Hadoop is everywhere and gaining attention like crazy. This is not an article which explains what’s it or how it works because there are a lot of good resources for that. So I don’t want to repeat the same stuff but I’m going to help you to go step further and deploy a Hadoop multi node cluster on ubuntu. Pretty interesting right? If you follow the steps given below you can get it done in 15 mins. Let’s start.
All you need is
- Java 1.7 should be installed.
- 5 Nodes. In my case it’s 192.168.7.87, 192.168.7.88, 192.168.7.89, 192.168.7.90, 192.168.7.91
1. Configure Environment
- Let’s create a dedicated user for hadoop who’s hduser.

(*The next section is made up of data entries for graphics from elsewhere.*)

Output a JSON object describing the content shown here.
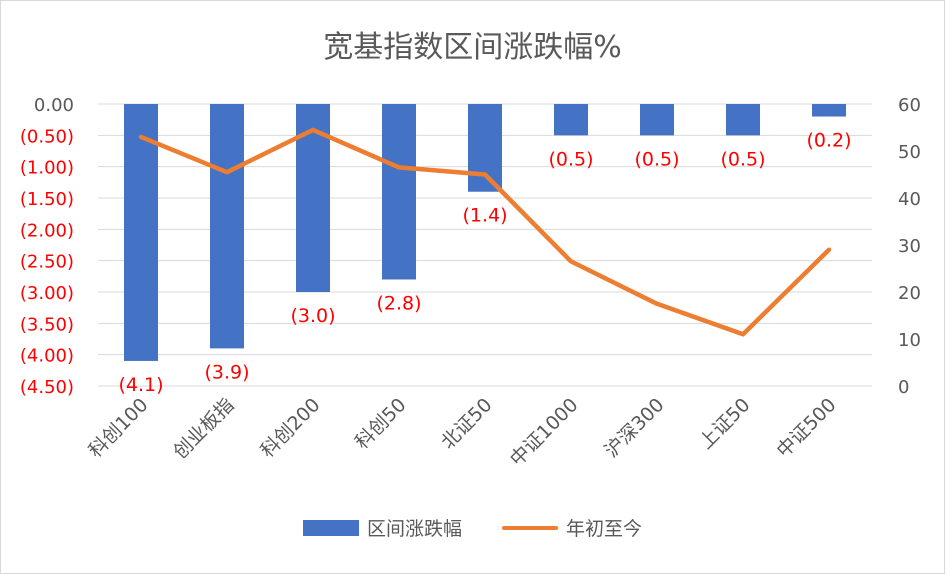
{
  "chart_data": {
    "type": "bar",
    "title": "宽基指数区间涨跌幅%",
    "categories": [
      "科创100",
      "创业板指",
      "科创200",
      "科创50",
      "北证50",
      "中证1000",
      "沪深300",
      "上证50",
      "中证500"
    ],
    "series": [
      {
        "name": "区间涨跌幅",
        "type": "bar",
        "axis": "left",
        "color": "#4472C4",
        "values": [
          -4.1,
          -3.9,
          -3.0,
          -2.8,
          -1.4,
          -0.5,
          -0.5,
          -0.5,
          -0.2
        ],
        "data_labels": [
          "(4.1)",
          "(3.9)",
          "(3.0)",
          "(2.8)",
          "(1.4)",
          "(0.5)",
          "(0.5)",
          "(0.5)",
          "(0.2)"
        ]
      },
      {
        "name": "年初至今",
        "type": "line",
        "axis": "right",
        "color": "#ED7D31",
        "values": [
          53,
          45.5,
          54.5,
          46.5,
          45,
          26.5,
          17.5,
          11,
          29
        ]
      }
    ],
    "left_axis": {
      "ylim": [
        -4.5,
        0
      ],
      "ticks": [
        0,
        -0.5,
        -1.0,
        -1.5,
        -2.0,
        -2.5,
        -3.0,
        -3.5,
        -4.0,
        -4.5
      ],
      "tick_labels": [
        "0.00",
        "(0.50)",
        "(1.00)",
        "(1.50)",
        "(2.00)",
        "(2.50)",
        "(3.00)",
        "(3.50)",
        "(4.00)",
        "(4.50)"
      ],
      "zero_label_color": "#595959",
      "negative_label_color": "#FF0000"
    },
    "right_axis": {
      "ylim": [
        0,
        60
      ],
      "ticks": [
        0,
        10,
        20,
        30,
        40,
        50,
        60
      ],
      "tick_labels": [
        "0",
        "10",
        "20",
        "30",
        "40",
        "50",
        "60"
      ],
      "label_color": "#595959"
    },
    "grid": true,
    "legend_position": "bottom",
    "data_label_color": "#FF0000"
  }
}
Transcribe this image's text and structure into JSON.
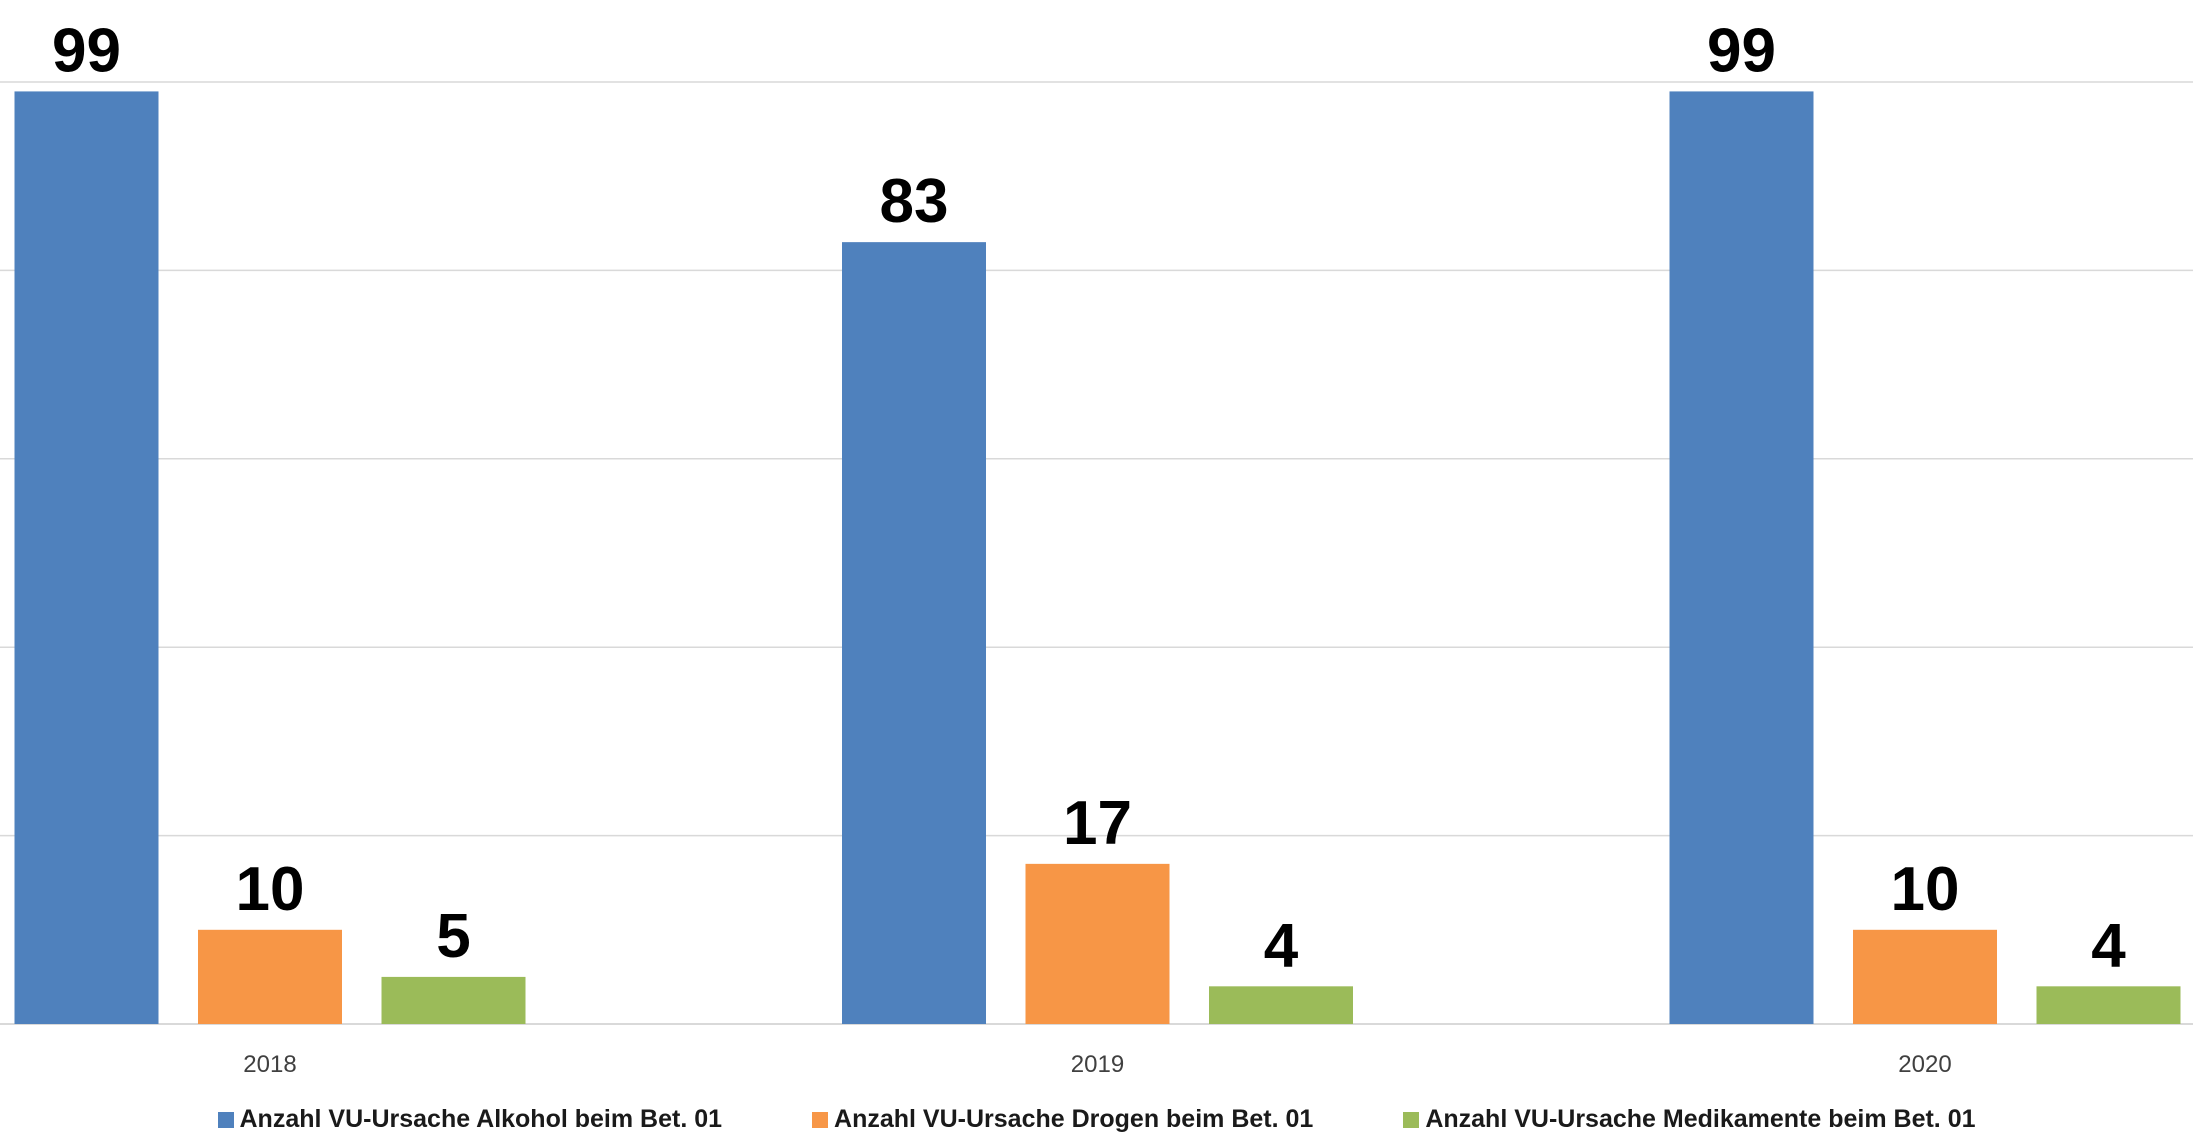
{
  "chart_data": {
    "type": "bar",
    "title": "",
    "xlabel": "",
    "ylabel": "",
    "categories": [
      "2018",
      "2019",
      "2020"
    ],
    "ylim": [
      0,
      100
    ],
    "grid": true,
    "legend_position": "bottom",
    "series": [
      {
        "name": "Anzahl VU-Ursache Alkohol beim Bet. 01",
        "color": "#4F81BD",
        "values": [
          99,
          83,
          99
        ]
      },
      {
        "name": "Anzahl VU-Ursache Drogen beim Bet. 01",
        "color": "#F79646",
        "values": [
          10,
          17,
          10
        ]
      },
      {
        "name": "Anzahl VU-Ursache Medikamente beim Bet. 01",
        "color": "#9BBB59",
        "values": [
          5,
          4,
          4
        ]
      }
    ]
  }
}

useradd -m -d /home/hduser -s /bin/bash
- Configure password-less SSH
1st you will have to decide which node is going to be the master, the secondary master and the slaves. Then make sure that the master node is able to do a password-less ssh to all the slaves and the secondary master. If you don’t know how to setup password-less ssh refer this article.
- Edit /etc/hosts and add the below. Also comment out IPV6.
192.168.7.87 master 192.168.7.88 master2 192.168.7.89 slave1 192.168.7.90 slave2 192.168.7.91 slave3
- Edit hostname file
In the master node edit the hostname file as shown below.
just replace the content with master. Now follow the same steps and edit the hostname in other nodes as well. The hostname should be master2, slave1, slave2, slave3 respectively.